Magnet Sweeper

Ever drop a bunch of nails or screws? Tired of picking them up with your hands? Use some magnets!

• Lumber
• Plastic wheels
• Bolts (axles)
• Washers
• Broom handle
• Aluminum/plastic sheet
• Neodymium Magnets

Optional: We also added a steel backer to the bottom of the sweeper. This helped us configure the magnets!

First, cut your lumber to size. We used a 2 x 6 stud, cut down to 14". We choose this size so we could get two long rows of magnets.

Next, center drill two blind holes on either end of the wood for your axles. Pick a drill bit just under the size of your bolt, so you can make threads into the wood.

Once the holes are drilled, use the bolts and a socket wrench or impact driver to screw the bolt into the hole, creating threads.

We knew we needed a removable/hinged cover for the magnets. A cover protects the magnets from damage, but more importantly it creates a way to remove the attracted materials easily. Without a cover, we'd have to remove each nail or screw one by one. That's not something we want to do with rusty junk picked up with a magnetic sweeper!

We used a scrap piece of aluminum sheet metal, bent to fit our sweeper. We screwed the aluminum cover on each end to create a movable hinge.

Lastly, we drilled a 2 x 4 on an angle, for the broom handle to screw into. Drilling it on an angle gave it an ergonomic feel.

Finally, assemble all of the parts.

We attached a thin steel sheet to the bottom of the wood, allowing us to just stick magnets right to it. This made it easier to test out various magnets. Countersunk magnets can be a better, permanent option.

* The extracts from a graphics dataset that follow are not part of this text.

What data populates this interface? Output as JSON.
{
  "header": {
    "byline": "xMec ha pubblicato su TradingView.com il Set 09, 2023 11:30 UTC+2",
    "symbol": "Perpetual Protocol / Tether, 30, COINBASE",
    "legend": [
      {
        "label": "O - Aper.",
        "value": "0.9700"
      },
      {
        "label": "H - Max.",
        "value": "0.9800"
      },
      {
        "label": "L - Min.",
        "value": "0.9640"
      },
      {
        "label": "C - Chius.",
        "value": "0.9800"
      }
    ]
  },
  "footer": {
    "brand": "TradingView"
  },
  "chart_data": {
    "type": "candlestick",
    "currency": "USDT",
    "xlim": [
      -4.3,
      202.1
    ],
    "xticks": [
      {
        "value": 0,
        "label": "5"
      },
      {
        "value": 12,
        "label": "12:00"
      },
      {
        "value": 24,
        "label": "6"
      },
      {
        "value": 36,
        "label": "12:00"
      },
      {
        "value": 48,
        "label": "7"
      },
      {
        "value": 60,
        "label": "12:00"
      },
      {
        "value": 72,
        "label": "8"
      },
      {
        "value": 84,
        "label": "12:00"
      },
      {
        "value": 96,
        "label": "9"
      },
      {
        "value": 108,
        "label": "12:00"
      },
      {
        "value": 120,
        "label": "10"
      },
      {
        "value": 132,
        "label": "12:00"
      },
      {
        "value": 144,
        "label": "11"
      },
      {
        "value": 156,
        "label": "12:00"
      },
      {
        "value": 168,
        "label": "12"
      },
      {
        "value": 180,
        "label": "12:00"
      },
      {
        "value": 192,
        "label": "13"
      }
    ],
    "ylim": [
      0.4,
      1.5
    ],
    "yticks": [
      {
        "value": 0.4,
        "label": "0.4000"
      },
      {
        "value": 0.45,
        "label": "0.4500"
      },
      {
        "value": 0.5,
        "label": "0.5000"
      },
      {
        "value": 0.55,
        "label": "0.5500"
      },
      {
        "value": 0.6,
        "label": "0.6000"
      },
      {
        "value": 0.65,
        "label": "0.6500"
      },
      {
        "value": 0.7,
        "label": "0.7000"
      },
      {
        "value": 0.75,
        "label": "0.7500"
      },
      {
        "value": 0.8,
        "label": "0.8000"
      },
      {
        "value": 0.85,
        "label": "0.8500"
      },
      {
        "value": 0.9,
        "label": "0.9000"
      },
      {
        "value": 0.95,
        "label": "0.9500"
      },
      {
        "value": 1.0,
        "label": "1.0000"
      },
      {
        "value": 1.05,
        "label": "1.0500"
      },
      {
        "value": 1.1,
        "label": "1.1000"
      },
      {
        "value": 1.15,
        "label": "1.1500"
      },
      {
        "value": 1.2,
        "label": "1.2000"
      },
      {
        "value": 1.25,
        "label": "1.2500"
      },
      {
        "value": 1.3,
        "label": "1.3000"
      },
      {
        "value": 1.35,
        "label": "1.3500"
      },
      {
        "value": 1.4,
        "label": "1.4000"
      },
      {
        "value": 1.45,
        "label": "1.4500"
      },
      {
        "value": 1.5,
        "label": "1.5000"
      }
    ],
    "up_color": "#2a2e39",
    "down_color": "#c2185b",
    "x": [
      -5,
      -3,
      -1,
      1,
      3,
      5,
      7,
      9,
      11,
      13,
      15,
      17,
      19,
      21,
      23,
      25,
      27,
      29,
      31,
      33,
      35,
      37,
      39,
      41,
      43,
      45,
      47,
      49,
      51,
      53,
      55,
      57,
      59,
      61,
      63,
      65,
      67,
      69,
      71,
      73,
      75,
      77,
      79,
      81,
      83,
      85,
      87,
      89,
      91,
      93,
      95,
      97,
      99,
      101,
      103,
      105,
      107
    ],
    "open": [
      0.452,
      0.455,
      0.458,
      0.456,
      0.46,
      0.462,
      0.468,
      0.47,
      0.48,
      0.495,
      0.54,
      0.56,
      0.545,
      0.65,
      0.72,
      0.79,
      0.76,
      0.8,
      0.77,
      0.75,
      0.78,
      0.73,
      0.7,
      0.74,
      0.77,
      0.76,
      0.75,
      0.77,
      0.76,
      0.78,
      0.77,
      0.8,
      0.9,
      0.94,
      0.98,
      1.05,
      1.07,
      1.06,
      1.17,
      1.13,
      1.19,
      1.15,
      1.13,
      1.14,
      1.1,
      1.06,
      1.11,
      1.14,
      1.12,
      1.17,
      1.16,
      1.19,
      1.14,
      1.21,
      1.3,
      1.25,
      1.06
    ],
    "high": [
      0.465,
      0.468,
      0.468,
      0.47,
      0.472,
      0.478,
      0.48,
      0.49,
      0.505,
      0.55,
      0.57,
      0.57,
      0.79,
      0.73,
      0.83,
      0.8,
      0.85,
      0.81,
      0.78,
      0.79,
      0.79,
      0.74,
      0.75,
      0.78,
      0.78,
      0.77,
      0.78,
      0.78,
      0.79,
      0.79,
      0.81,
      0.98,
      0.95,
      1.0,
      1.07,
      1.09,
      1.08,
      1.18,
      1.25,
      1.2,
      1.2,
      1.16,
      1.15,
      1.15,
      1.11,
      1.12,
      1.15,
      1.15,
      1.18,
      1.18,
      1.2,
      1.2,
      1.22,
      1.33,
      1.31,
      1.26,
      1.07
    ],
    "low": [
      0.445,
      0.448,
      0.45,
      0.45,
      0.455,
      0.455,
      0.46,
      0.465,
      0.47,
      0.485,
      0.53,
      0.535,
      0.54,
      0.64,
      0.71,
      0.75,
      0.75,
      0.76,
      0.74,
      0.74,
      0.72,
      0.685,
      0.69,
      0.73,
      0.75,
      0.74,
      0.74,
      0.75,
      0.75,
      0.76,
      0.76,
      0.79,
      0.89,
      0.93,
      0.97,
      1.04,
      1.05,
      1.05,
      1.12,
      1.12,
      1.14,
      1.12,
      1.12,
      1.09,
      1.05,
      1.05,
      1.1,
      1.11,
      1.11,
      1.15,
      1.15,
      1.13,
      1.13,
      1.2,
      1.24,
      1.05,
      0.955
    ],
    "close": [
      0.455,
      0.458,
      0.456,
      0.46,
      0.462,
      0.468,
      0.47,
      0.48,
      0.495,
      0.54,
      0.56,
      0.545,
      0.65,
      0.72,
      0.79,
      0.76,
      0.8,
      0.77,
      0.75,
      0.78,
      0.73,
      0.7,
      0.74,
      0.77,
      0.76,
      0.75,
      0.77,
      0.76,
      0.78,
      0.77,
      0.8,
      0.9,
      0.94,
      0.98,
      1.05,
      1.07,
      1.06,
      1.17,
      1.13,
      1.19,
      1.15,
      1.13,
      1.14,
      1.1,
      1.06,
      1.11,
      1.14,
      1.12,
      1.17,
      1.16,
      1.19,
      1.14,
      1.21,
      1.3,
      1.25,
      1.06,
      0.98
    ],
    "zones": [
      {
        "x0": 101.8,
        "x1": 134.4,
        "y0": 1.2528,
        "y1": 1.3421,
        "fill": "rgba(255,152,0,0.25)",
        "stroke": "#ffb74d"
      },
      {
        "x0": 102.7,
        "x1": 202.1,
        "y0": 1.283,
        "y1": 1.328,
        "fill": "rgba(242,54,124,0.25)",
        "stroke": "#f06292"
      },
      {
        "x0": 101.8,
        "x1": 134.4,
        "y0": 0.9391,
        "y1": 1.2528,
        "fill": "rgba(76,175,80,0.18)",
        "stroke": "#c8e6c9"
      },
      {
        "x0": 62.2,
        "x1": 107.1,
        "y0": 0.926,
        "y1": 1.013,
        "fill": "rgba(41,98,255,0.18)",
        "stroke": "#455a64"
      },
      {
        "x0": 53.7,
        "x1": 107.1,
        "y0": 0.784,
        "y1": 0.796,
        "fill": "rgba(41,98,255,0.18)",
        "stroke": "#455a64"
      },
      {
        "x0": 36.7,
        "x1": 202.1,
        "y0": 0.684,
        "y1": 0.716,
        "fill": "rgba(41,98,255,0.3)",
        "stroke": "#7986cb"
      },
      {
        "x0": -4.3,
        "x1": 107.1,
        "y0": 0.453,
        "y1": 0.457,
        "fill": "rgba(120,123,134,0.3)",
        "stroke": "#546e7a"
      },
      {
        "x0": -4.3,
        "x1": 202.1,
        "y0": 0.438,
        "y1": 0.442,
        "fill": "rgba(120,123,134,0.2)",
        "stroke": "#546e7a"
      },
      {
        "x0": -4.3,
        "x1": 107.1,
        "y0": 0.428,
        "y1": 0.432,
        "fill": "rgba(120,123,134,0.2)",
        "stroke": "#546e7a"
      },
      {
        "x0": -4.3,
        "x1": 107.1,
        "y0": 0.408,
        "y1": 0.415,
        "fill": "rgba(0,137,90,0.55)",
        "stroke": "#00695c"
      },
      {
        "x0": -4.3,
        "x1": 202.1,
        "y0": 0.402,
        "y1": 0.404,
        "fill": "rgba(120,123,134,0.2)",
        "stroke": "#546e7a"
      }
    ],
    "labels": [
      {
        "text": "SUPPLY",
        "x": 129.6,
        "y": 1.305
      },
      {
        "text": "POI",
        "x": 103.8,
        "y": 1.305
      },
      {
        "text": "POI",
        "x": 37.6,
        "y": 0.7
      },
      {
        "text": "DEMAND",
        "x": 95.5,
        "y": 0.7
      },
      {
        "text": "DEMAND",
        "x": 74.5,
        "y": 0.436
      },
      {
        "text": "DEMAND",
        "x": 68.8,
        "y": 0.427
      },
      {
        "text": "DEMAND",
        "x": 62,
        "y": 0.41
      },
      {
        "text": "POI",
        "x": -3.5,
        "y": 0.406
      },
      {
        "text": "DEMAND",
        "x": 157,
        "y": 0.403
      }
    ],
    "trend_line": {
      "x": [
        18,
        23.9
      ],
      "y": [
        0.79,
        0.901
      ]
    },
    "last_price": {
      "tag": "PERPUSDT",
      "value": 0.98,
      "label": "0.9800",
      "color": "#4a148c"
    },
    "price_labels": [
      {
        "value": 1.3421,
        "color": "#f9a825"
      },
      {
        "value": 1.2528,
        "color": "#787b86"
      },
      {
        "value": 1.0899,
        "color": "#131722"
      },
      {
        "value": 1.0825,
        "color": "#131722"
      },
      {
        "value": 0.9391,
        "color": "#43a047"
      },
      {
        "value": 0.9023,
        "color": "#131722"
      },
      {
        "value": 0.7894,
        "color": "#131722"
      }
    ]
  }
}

We used some strong, 2" x 1" x 1/4" block magnets.

You could use smaller magnets, but they won’t reach across the same distance with as much force as larger magnets do. If you decrease the magnet size, you’d also want to decrease the gap between the magnets and the ground. The magnets in our sweeper are about 2” off of the ground. That may not seem like much distance, but our sweeper has trouble picking up tiny steel balls from 2" away!

The strength also depends on the size of the object and the amount of ferrous material in that object. You’ll see more pull force to a large, thick steel washer than to a small staple!

In the video linked here, we show different magnets and how much weight they can hold.

Here is a chart of various magnets we tested. You could also use a mounting magnet screwed to a handle, like in the picture!

Besides distance, are there other factors that can help maximize the force from the sweeper? We tested a few different configurations of the magnets to see what worked best.

1. Configuration One: Alternating poles

   1. Alternating the poles like this can increase the force to a steel plate but it doesn't do well reaching across a gap. Why is this? If we consider the field lines of a magnet a “magnetic circuit”, this can help us see why configuration one doesn’t perform well at all. The magnet circuit “shorts” itself. The fields flow from one magnet to the next and don’t extend very far at all. An alternating setup can provide more pull force close to the magnets, but at the cost of weaker attraction at larger gaps.

2. Configuration Two: One row NORTH, one row SOUTH

   1. The second configuration placed one row of magnets with their north poles facing the ground and the second row with their south poles facing the ground. This created a strong field in the middle of the rows as the field flows from one row field to the next.

      This still is a "short circuit," but it reaches out a lot farther. While the following, "Configuration 3," was better for picking up some objects, this setup worked quite well on our sweeper.

3. Configuration Three: All NORTH

   1. Finally, the last configuration had each magnet with the same pole
      facing the ground, shown with all north facing down here. This worked very well, and had good reach.

      One challenge with this setup can be assembly. The magnets, side-by-side to one another, repel each other in this configuration.